Changing our culture of patriarchy and misogyny will require education paired with new laws and more stringent enforcement of existing policies.
By Doreen Nicoll
Published May 29, 2015
Sexism, misogyny, patriarchy, entitlement, inherent right, colonialism, and rape culture. This is a very long list of ingrained prejudices that must be acknowledged, challenged and replaced with respectful relationships and equitable partnerships in our homes, schools, workplaces, and public spaces.
This is going to take a major change of mindset for us as a society. Certain segments of the population will be slow to change while others will dig their heels in and simply refuse.
So, while education is the preferred means of changing attitudes and practices, in reality it will have to be paired with new laws and more stringent enforcement of existing laws and policies.
Thank goodness we're not starting from scratch and have organizations, policies, procedures, laws, and educational programs to draw from and build upon.
Currently, there are 42 sexual assault centres in Ontario. 30 offer services in English while 12 serve French-speaking communities. They fall under the care of the Ministry of the Attorney General, from whom they receive core funding.
Counselling, crisis lines and public education are the core services offered by sexual assault centres. Money for additional projects is raised through grants, community fundraising and other precarious forms of increasing income.
Services include 24-hour crisis counselling over the phone; accompaniment to the hospital, court and/or police station; advocacy and referrals; crisis intervention; individual or group counselling and self-help groups; public education on sexual violence; presentations and workshops for the public and professionals.
They also engage in social activism including Sexual Assault Prevention Month in May, Take Back The Night in September, Women Abuse Prevention Month in November, and December 6th vigils to remember the victims of the Ecole Polytechnique massacre.
Sexual Assault/Domestic Violence Treatment Centres in Ontario are hospital-based centres that provide 24/7 emergency care to women, children and men who have been sexually assaulted or who are victims or survivors of domestic violence, also known as intimate partner abuse.
The Ontario Coalition of Rape Crisis Centres (OCRCC) is an equity seeking network of women from twenty-six autonomous sexual assault/rape crisis centres across Ontario. They are committed to leading social transformation that prevents and eliminates sexual violence.
The OCRCC developed and launched a provincial education campaign addressing sexual violence and the role bystanders can play.
Draw The Line is an interactive campaign designed to engage Ontarians in a dialogue about sexual violence. The campaign challenges common myths about sexual violence and equips bystanders with information on how to intervene safely and effectively.

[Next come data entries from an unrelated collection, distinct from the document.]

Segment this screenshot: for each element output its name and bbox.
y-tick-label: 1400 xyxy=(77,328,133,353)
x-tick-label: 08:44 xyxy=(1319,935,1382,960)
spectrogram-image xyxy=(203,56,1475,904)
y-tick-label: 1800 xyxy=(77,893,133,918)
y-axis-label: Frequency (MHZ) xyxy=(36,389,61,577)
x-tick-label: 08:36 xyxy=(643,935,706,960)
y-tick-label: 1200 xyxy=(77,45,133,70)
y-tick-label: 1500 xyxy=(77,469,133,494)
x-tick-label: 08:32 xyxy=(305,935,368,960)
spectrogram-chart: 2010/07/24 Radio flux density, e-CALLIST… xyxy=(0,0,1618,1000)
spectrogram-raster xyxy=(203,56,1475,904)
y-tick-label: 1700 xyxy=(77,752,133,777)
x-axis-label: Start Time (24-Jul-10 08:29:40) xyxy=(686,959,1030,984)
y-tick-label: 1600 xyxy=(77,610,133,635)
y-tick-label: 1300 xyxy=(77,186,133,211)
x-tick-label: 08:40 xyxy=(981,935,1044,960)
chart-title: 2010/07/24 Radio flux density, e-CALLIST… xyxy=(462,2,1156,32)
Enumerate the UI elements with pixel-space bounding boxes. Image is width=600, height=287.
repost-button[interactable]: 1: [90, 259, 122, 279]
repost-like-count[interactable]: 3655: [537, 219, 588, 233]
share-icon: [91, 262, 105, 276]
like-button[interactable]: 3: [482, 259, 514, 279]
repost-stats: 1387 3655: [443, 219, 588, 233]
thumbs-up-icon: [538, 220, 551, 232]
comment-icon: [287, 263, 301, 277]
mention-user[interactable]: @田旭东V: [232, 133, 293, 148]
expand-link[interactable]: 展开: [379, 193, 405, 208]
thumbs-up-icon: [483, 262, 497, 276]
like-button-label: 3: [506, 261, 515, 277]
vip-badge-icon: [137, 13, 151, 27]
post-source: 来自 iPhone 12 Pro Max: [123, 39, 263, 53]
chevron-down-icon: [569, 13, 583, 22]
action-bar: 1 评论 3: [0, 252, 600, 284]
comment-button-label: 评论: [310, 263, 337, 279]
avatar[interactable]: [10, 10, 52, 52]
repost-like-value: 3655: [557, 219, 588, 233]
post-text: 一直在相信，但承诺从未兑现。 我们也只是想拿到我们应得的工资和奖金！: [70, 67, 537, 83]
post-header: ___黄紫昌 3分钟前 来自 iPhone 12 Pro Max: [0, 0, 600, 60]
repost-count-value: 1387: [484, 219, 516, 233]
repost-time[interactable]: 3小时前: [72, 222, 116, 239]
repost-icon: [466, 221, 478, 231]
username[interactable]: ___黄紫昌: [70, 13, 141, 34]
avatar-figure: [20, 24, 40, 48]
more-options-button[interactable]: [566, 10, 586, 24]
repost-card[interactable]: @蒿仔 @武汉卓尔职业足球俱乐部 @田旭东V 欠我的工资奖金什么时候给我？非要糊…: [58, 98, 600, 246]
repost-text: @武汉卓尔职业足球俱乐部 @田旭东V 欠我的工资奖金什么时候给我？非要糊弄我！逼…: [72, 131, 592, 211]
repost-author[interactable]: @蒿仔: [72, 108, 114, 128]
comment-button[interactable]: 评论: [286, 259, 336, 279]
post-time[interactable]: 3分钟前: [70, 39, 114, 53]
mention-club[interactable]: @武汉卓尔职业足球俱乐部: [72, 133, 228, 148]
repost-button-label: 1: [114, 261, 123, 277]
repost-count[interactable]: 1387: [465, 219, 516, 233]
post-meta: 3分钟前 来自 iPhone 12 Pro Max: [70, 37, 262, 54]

The OCRCC has endorsed the Ontario government's province-wide initiative, "It's Never Okay: An Action Plan to Stop Sexual Violence and Harassment."
This comprehensive plan includes initiatives that will improve education for kids, youth, young adults and the general public; increase funding for survivor supports; and move us towards the goal of preventing sexual violence.
Legislation to strengthen civil claims related to sexual violence and harassment in workplaces, on campuses, and in housing
Launch a public education and awareness campaign with short and long range goals to end rape culture and encourage attitudinal and behavioural shifts
Create a more compassionate and sensitive environment to encourage more survivors to report sexual assaults
Update the Health and Physical Education curriculum to give students a better understanding of important issues including healthy relationships and consent
Create legislation requiring colleges and universities to develop comprehensive sexual violence and harassment policies
Enable hospital-based Sexual and Domestic Violence Treatment Centres to offer twenty-four hour care seven days a week
Develop training for health, community service, education and justice sectors to support survivors, as well as training hospitality workers to know how to help in high-risk situations
Stabilize and increase funding for community-based sexual assault centres
Create a pilot program to provide free independent legal advice to sexual assault survivors whose cases proceed to criminal trial
Establish a permanent roundtable to make Ontario a leader within Canada on issues of violence against women
Strengthen enforcement under the Occupational Health and Safety Act to help employers develop stronger sexual harassment policies
Launch a creative engagement fund that supports Ontario artists to develop projects that provoke conversation and dialogue on issues of consent, rape culture, and gender inequality
This plan effectively recognizes that sexual harassment and rape culture are rooted within generational attitudes and behaviours that take a great deal of time and effort to change. It's a good balance of education - not only for children and youth, but for post-secondary institutions, workplaces, police, the legal system, for profit and non-profit organizations, as well as the general public.
It's well documented that despite best intentions and concerted efforts, some people will refuse to change because, "there's no law that says I have to." This provincial plan addresses this regressive logic by introducing new legislation along with stronger enforcement of existing policies and laws which effectively mandates laggards to follow the rules or face the consequences.
The real thrust of this three-year plan is that it reaches kids and youth when there's still hope to instill the respect and ethics needed to create a future without gendered violence. The permanent roundtable will ensure the conversation goes on well beyond achieving the first benchmark.
As Sexual Assault Prevention Month draws to a close, consider #WhoWillYouHelp!